By Ben Velderman
EAGnews.org

HARTFORD, Conn. – Parents who enroll their children in out-of-town school districts will no longer face criminal charges in the state of Connecticut.

The change was written into House Bill 6677, and signed into law last Monday by Gov. Dannel Malloy, reports the Norwalk Citizen.

MORE NEWS: Know These Before Moving From Cyprus To The UK

Opponents of zip-code education laws – which assign poor and minority students to failing schools simply because of where they live – rejoiced at the news.

“This is a huge civil rights victory for Connecticut,” said Gwen Samuel, a parents’ rights activist.

The law makes Connecticut the “first state to legally stop the felony arrest of parents seeking safe and high-quality schools for their children,” Samuel wrote in a press release.

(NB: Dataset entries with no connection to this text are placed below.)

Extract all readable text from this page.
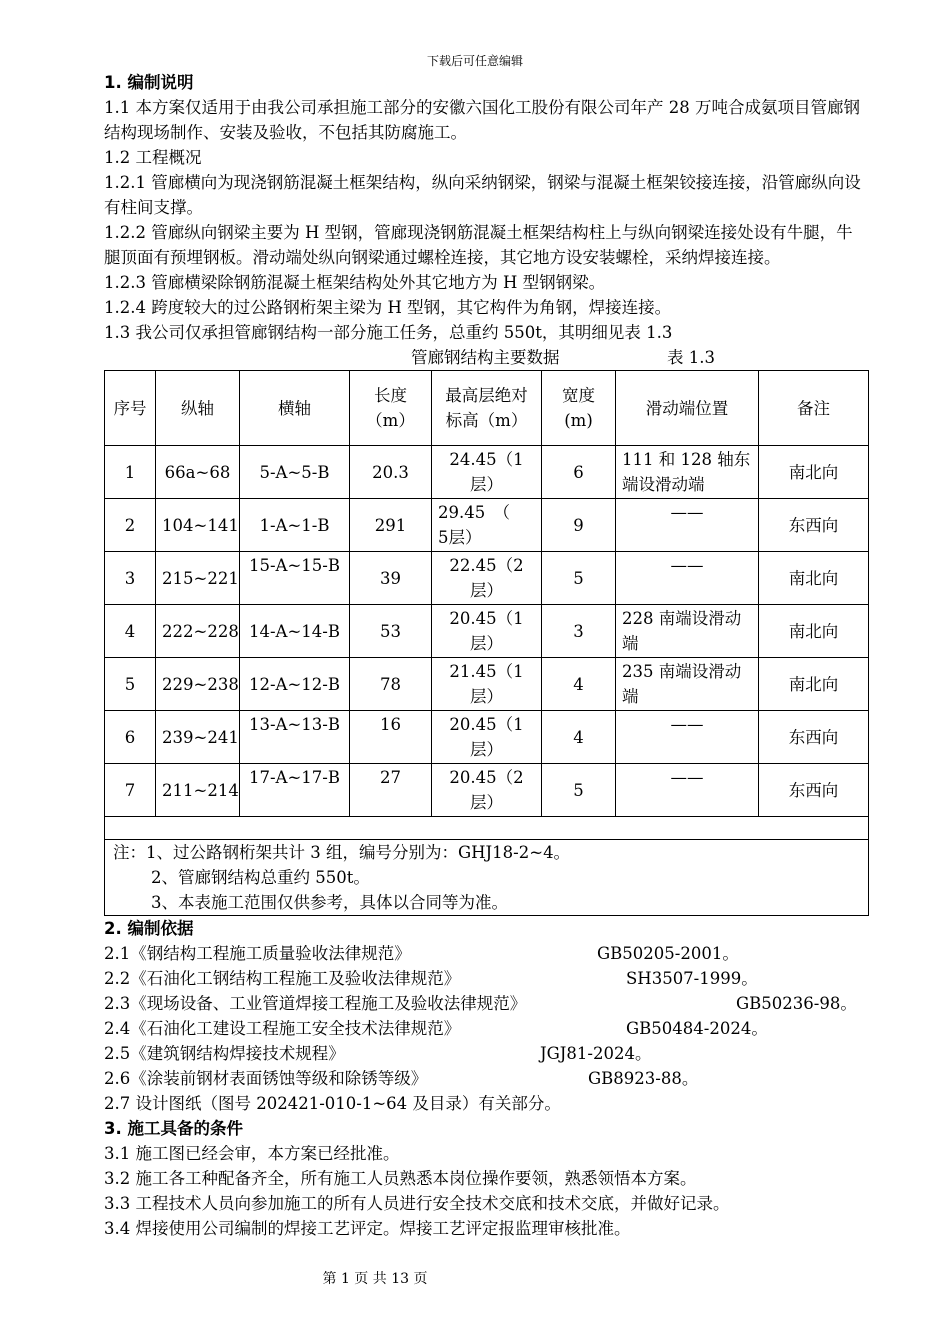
下载后可任意编辑
1. 编制说明
1.1 本方案仅适用于由我公司承担施工部分的安徽六国化工股份有限公司年产 28 万吨合成氨项目管廊钢结构现场制作、安装及验收，不包括其防腐施工。
1.2 工程概况
1.2.1 管廊横向为现浇钢筋混凝土框架结构，纵向采纳钢梁，钢梁与混凝土框架铰接连接，沿管廊纵向设有柱间支撑。
1.2.2 管廊纵向钢梁主要为 H 型钢，管廊现浇钢筋混凝土框架结构柱上与纵向钢梁连接处设有牛腿，牛腿顶面有预埋钢板。滑动端处纵向钢梁通过螺栓连接，其它地方设安装螺栓，采纳焊接连接。
1.2.3 管廊横梁除钢筋混凝土框架结构处外其它地方为 H 型钢钢梁。
1.2.4 跨度较大的过公路钢桁架主梁为 H 型钢，其它构件为角钢，焊接连接。
1.3 我公司仅承担管廊钢结构一部分施工任务，总重约 550t，其明细见表 1.3
管廊钢结构主要数据	表 1.3
序号	纵轴	横轴	长度（m）	最高层绝对标高（m）	宽度(m)	滑动端位置	备注
1	66a~68	5-A~5-B	20.3	24.45（1层）	6	111 和 128 轴东端设滑动端	南北向
2	104~141	1-A~1-B	291	29.45　（　5层）	9	——	东西向
3	215~221	15-A~15-B	39	22.45（2层）	5	——	南北向
4	222~228	14-A~14-B	53	20.45（1层）	3	228 南端设滑动端	南北向
5	229~238	12-A~12-B	78	21.45（1层）	4	235 南端设滑动端	南北向
6	239~241	13-A~13-B	16	20.45（1层）	4	——	东西向
7	211~214	17-A~17-B	27	20.45（2层）	5	——	东西向

注：1、过公路钢桁架共计 3 组，编号分别为：GHJ18-2~4。
2、管廊钢结构总重约 550t。
3、本表施工范围仅供参考，具体以合同等为准。							
2. 编制依据
2.1《钢结构工程施工质量验收法律规范》	GB50205-2001。
2.2《石油化工钢结构工程施工及验收法律规范》	SH3507-1999。
2.3《现场设备、工业管道焊接工程施工及验收法律规范》	GB50236-98。
2.4《石油化工建设工程施工安全技术法律规范》	GB50484-2024。
2.5《建筑钢结构焊接技术规程》	JGJ81-2024。
2.6《涂装前钢材表面锈蚀等级和除锈等级》	GB8923-88。
2.7 设计图纸（图号 202421-010-1~64 及目录）有关部分。
3. 施工具备的条件
3.1 施工图已经会审，本方案已经批准。
3.2 施工各工种配备齐全，所有施工人员熟悉本岗位操作要领，熟悉领悟本方案。
3.3 工程技术人员向参加施工的所有人员进行安全技术交底和技术交底，并做好记录。
3.4 焊接使用公司编制的焊接工艺评定。焊接工艺评定报监理审核批准。
第 1 页 共 13 页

State Rep. Bruce Morris, a Democrat who led the de-criminalization effort, said it’s still wrong for parents to send their children to a school outside their home district, but added that such behavior shouldn’t be considered a felony.

“Morris said school districts have recourse in civil court for seeking reimbursements for misrepresentation of a student’s home district,” reports the Norwalk Citizen.

Samuel, who leads the Connecticut Parents Union, described the decriminalization of residency violations as “the first step” in the larger effort to save kids from bad schools.

MORE NEWS: How to prepare for face-to-face classes

“The next step is to find out if school residency laws are even constitutional,” Samuel told EAGnews.

Samuel believes the state’s constitutional guarantee that all children have a right to an adequate education requires that families be given a choice about which school to attend.

She’d like to see a voucher program established for students trapped in dysfunctional public schools.

A federal court will hear oral arguments about the state’s zip-code laws on July 24. Samuel’s Connecticut Parents Union is representing Marie Menard, a Connecticut grandmother who was arrested for “educational theft” after she helped enroll her three grandchildren at a local school.